6 questions: Sandra Leigh Price’s “The River Sings”

When a new book comes along, we like to leave a trail of breadcrumbs (or coffee beans) out – leading authors straight to our interview questions. And this week, we’ve lured Sydney-based author Sandra Leigh Price to chat about her new book, The River Sings. (Sandra’s 2015 debut novel was The Bird’s Child.)

Hi Sandra. Oh, um, just put the breadcrumbs in the pile over there with the others. Thanks. So, can you tell us about The River Sings?
The Rivers Sings is about a small girl, the apple of her father’s eye. A small wooden doll. Romany ways. The power of an ancient river. A house with its own tide. The strength of a mother’s love.

“London, 1825. Born the same day as the young princess destined to be queen, Eglantine has an altogether different path ahead of her, strewn with the glittering waste of her father’s ambitions. Her mysteriously prosperous father, Mr Amberline Stark, coaxes her to follow in his footsteps, making picking pockets a delightful parlour game which they play in their fine house by the Thames.

“It is only when Amberline is caught and transported as a thief to the penal colony of Australia, that Eglantine has to grow up and fend for herself using her only skill. Reluctantly, the thief’s daughter becomes a thief, until a chance meeting gives her a window on a new way of being, and the opportunity to strike out into a new and untarnished world.

The River Sings is a story about birth and death, love and sadness, love knots and cut ties, quicksilver and shine, old worlds and new beginnings.”

Sounds intriguing. But let’s come back to “Romany” ways – can you define this for us?
“Well, the correct term I suppose would be ‘Romany’ or ‘Roma’ (and not to be mistaken with ‘Romanian’), to describe the nomadic peoples of Europe, but in the 19th century, the word ‘gypsies’ was used. Originally as a derivation of the word Egyptian, though in all probability the Romany were (through research into the linguistic roots) immigrants to Europe from India in the 1100s.”

You mention an Australian connection – and this book was in part inspired by your own convict ancestry. Can you explain to us what drew you to write about a gypsy convict in particular?
“I feel that in many ways Australia hasn’t confronted the reality of its convict past; that we are lost in representations of the idea of a sort of larrikin heroism around the idea of having a convict in the family tree. But this should only be a starting point. At its base there is the trauma of family separation of those lost and those left behind.

“There are many versions of the convict story that are neglected by the view of the ‘larrikin hero’, such as those from a different cultural, political, personal background. For gypsies, they are mostly erased in the convict records. Gypsies are usually only discoverable by their occupation listed in court records, such as basket-maker, hawker, horse dealer, tin-man, or dealer. One of my convict ancestors shared one of these occupations. Also, after the first draft of The River Sings I read Great Expectations and was struck by the romany sub-text of Magwich and Molly that Dickens employs.”

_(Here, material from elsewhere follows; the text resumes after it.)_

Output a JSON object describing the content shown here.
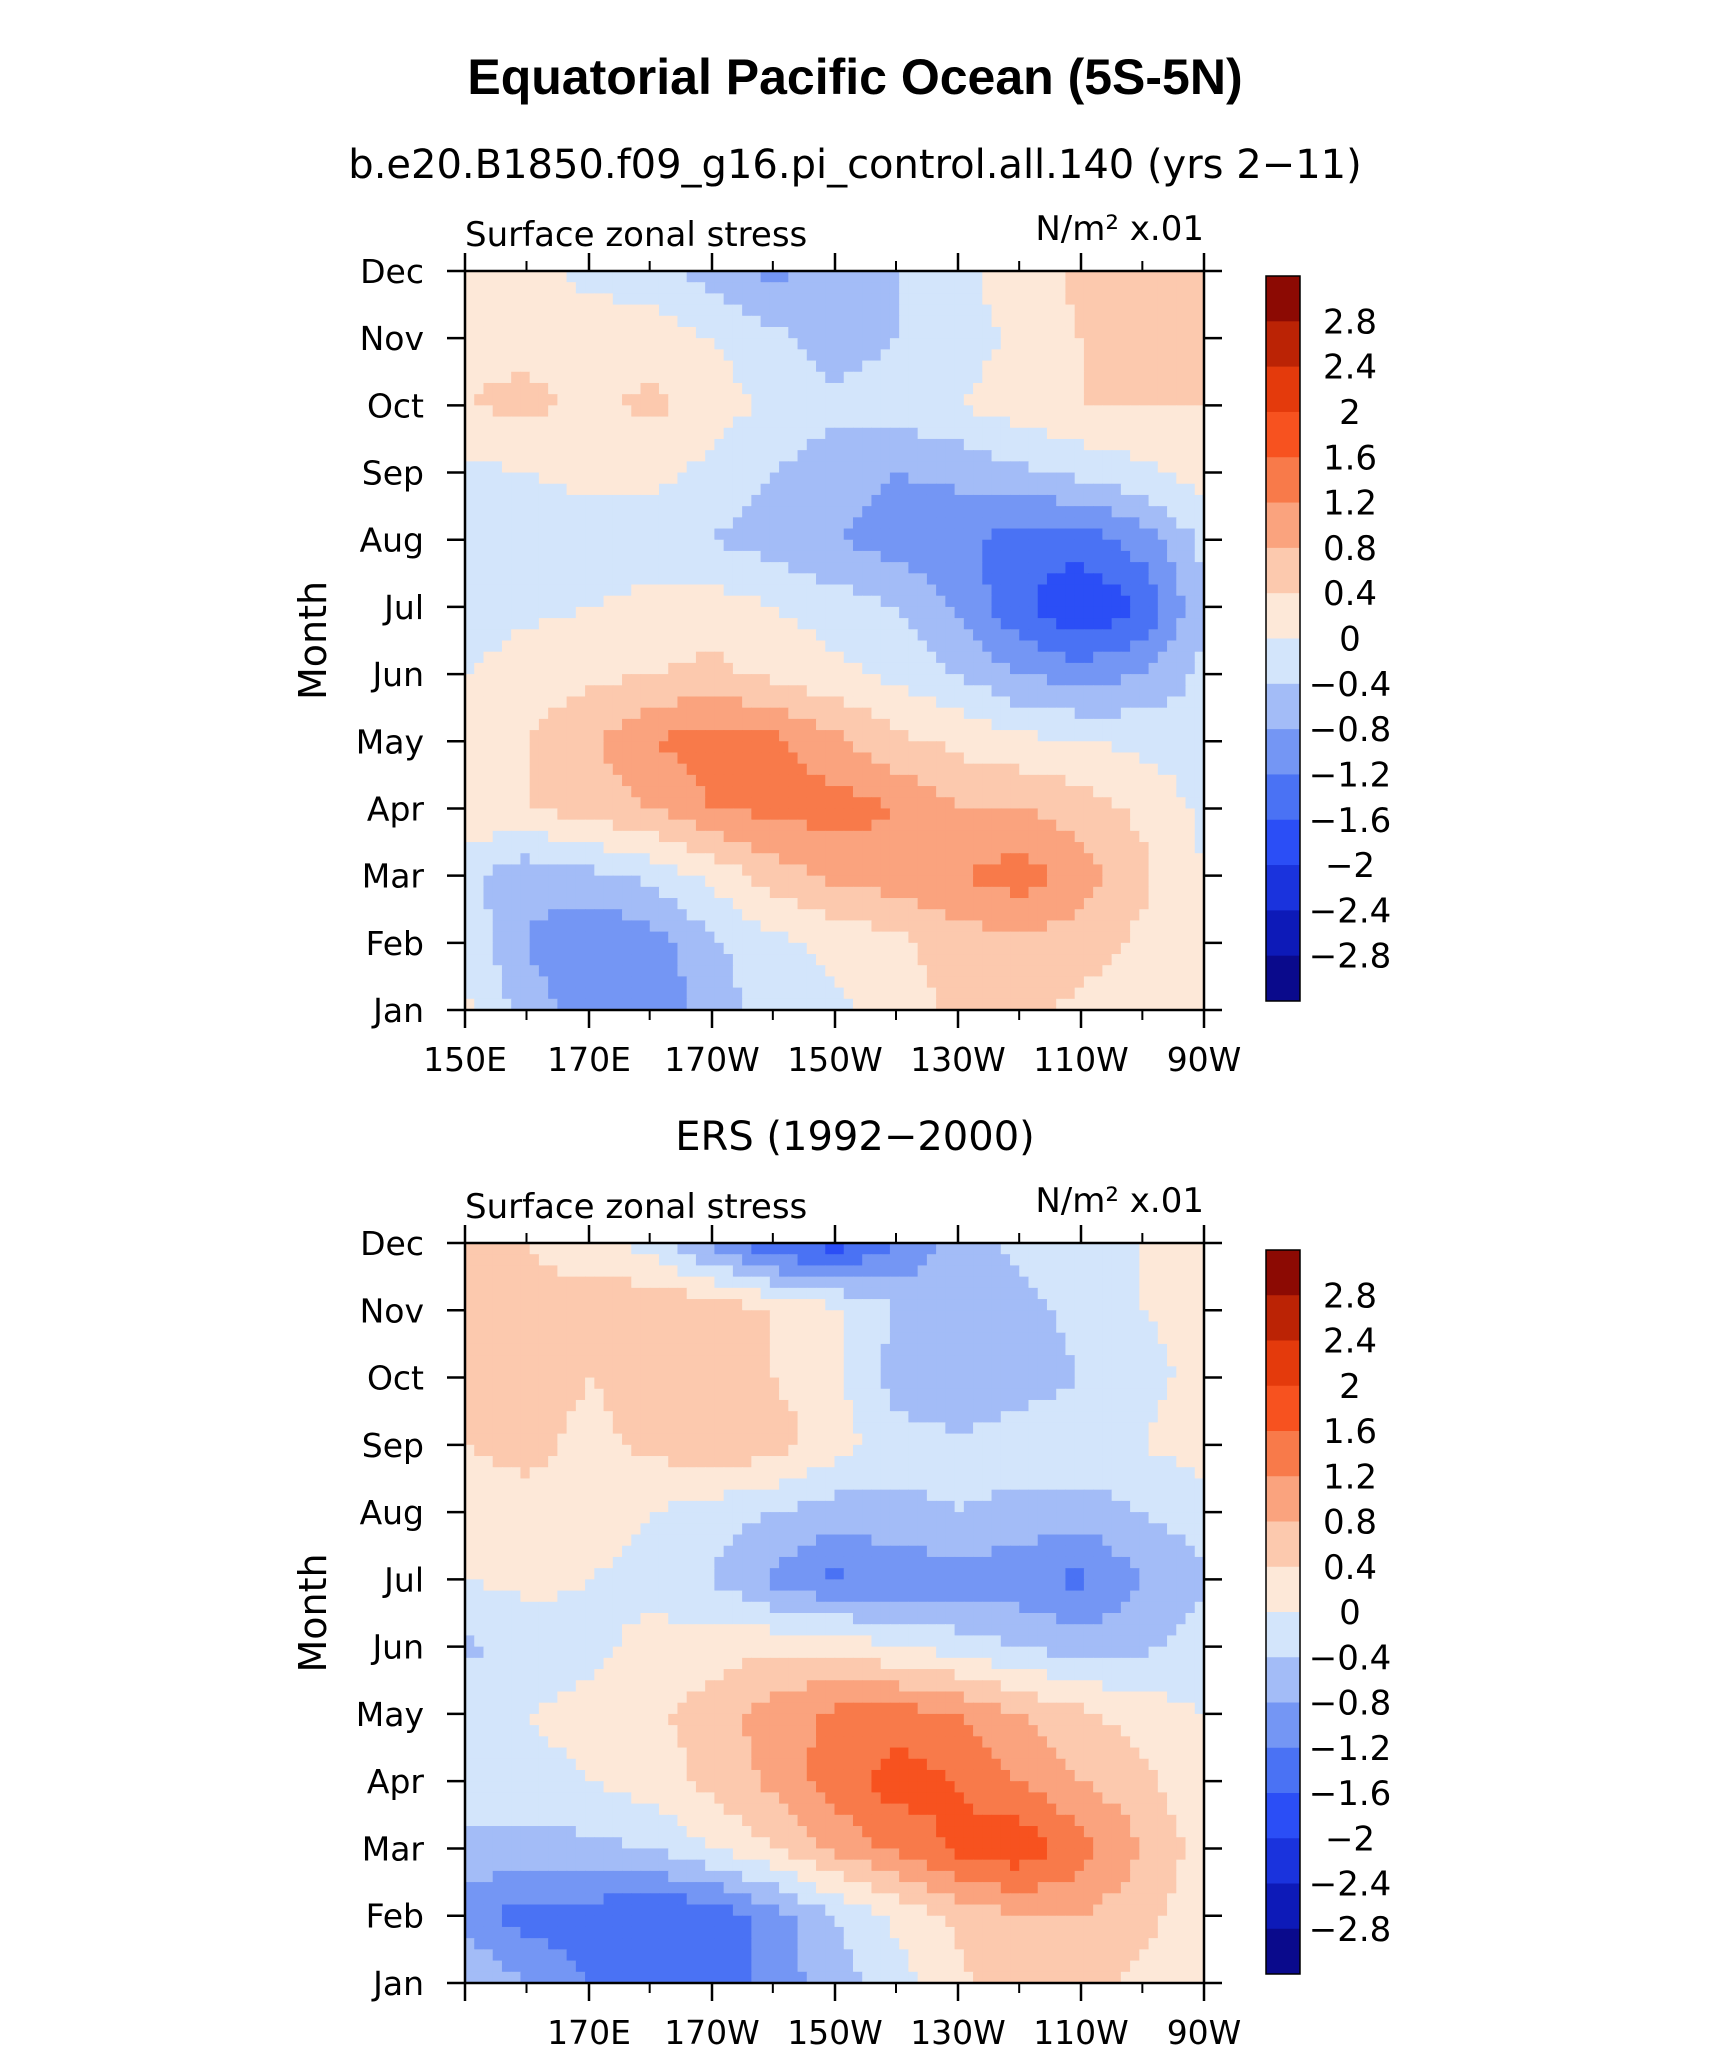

 We don’t hear a lot about gypsies in Australia (unless someone’s naming a florist shop or new-age clothing store). How did you go about researching them?
“The gypsies that were transported to Australia were forced to assimilate similarly as were Jewish or Catholic convicts – traditional ways of life were not accommodated within the Penal colony. The information was sparse, so I kept my research parameters tight.

The Gipsies’ Advocate; Or Observations on the Origin, Character, Manners, and Habits, of the English Gipsies by James Crabb (1832) was a great source of information. Also I looked at representations and prejudices toward gypsies in a wider social context, i.e. young Princess Victoria’s relationship with the gypsies camped around Kensington Palace – a mixture of patronising curiosity and delight. I also researched Romany traditions and superstitions as way to get a window into that world.”

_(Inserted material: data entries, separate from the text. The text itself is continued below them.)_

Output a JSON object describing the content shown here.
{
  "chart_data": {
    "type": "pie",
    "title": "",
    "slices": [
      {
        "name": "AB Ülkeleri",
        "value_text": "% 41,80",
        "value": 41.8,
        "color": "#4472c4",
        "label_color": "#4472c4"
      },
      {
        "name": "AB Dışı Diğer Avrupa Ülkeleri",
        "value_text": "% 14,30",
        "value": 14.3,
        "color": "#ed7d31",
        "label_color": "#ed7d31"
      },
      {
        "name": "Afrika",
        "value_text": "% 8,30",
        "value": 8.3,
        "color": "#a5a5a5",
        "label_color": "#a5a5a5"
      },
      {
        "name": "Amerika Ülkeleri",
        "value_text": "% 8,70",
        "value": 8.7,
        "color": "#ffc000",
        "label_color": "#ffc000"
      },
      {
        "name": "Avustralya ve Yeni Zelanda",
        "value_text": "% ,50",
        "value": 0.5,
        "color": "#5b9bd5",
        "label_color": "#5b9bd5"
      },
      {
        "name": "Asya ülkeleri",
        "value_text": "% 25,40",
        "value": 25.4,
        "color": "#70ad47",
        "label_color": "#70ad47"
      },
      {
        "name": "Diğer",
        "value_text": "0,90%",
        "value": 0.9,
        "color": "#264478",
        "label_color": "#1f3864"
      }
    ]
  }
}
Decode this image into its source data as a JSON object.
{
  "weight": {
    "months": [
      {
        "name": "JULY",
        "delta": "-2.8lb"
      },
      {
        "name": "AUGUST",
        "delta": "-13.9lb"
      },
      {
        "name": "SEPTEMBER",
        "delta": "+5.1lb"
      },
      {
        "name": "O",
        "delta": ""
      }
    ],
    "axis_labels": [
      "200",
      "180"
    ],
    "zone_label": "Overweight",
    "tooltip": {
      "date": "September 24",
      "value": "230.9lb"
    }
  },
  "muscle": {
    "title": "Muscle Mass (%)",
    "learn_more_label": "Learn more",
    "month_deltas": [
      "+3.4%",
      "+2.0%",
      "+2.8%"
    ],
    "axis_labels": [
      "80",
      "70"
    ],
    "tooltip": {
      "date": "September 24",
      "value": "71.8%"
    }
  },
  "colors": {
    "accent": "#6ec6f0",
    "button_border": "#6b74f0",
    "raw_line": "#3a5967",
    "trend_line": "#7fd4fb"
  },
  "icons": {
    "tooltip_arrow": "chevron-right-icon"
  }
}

Okay, let’s step back a moment and look at your writing routine. Do you have one? What’s your typical day like?
“It involves coffee. In an ideal world when working on a book I like to write longhand under the influence of coffee in a café, as I’m yet to have a room of my own. After that I usually head home to type it up, but end up only doing a little as I loathe typing up my handwriting. There is also the danger of hating what I’ve written as I’m looking at it too soon, so I don’t pay it any attention as I type it up. I usually then do some research reading. I dream of the technology advanced enough to accurately transcribe my handwriting to text.”

That would be marvellous! Finally, if you could go back to before you started writing your first novel, what advice would you give yourself then?
“That the only true pleasure, the only way forward is to focus on the writing itself. Publication and publicity are a blessing and so important, but in this age when the writer themselves has become content to equal the book they’ve written, this can be challenging. So I remind myself constantly, writing and writing alone is where the true joy is.”